One way of killing ants in the house, is by applying a thin line of Borax around the edges of rooms and especially near the entrance point that ants use. Ordinary baking flour has the same deterrence effect! These methods are best for Ants in the house, for if tried outside, the inevitable moisture absorbed by the powders will negate their efficiency.

 

This view from Ian
Whilst ants are not a pest and do some benefit in the garden. Most people do not like a ant setting up house under their patio or in their lawn.
A sure fire way to get rid of them is mix a small bottle of clove oil (from the chemist) in a large watering can with a rose sprinkler.
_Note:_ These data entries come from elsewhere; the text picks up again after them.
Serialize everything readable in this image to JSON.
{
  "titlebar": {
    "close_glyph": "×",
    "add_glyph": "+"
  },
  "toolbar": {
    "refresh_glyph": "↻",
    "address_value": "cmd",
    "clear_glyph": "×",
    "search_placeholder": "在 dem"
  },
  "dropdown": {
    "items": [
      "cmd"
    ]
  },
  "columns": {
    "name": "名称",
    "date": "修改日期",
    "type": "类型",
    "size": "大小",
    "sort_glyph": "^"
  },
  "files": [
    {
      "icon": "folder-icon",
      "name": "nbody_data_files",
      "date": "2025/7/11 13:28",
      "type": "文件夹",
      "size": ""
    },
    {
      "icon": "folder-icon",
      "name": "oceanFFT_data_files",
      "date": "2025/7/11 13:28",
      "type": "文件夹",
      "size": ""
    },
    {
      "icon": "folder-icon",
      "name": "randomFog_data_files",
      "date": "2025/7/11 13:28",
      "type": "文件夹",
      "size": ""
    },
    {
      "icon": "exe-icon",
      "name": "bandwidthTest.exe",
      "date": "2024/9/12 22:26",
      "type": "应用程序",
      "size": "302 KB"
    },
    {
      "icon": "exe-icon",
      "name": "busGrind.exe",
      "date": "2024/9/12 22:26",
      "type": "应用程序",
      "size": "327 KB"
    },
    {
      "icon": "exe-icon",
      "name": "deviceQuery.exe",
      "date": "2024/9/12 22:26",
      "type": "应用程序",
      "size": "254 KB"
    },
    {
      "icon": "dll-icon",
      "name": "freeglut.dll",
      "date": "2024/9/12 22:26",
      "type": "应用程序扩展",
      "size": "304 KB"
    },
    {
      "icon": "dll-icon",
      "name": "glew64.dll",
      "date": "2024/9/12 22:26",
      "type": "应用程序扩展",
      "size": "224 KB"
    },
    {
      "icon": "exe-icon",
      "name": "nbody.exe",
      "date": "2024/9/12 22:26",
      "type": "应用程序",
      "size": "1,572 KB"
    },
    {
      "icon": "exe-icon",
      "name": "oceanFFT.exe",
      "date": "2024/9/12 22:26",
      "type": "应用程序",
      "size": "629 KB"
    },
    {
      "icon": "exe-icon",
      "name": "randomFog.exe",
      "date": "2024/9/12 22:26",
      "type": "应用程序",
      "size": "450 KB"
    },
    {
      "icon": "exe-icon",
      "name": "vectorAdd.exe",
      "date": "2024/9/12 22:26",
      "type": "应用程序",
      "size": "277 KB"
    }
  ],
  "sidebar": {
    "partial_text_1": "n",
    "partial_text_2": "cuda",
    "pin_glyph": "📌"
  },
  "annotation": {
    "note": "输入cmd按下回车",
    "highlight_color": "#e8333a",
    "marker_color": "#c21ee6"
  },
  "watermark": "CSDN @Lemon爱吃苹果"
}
Quickly water this over the area the ants have set up home ........ and stand back! First you will see the flying ants leaving the nest in droves, the soldier ants will follow them on foot. Tried tested and never failed.
Ian, Newcastle


Comments

Hi, read your tip about clove oil, but won't they just move down the garden to another plant pot. I have fairly large pots full of soil on a small slabbed area in garden and would just prefer to get rid of the ants altogether. Can you suggest what to buy please. -  Phil

Answer from GS Ed

Thanks for that info Phil. The advice came from a friend who is a trusted source. Haha. ?...
Best to use some ant killer gel. Simply put a few drops on a bit of plastic or tile. The ants will soon start taking it down into their nest. It takes about a week to work fully. Meanwhile, find out what it attracting the ants to that pot!!!! Normally a supply of aphids.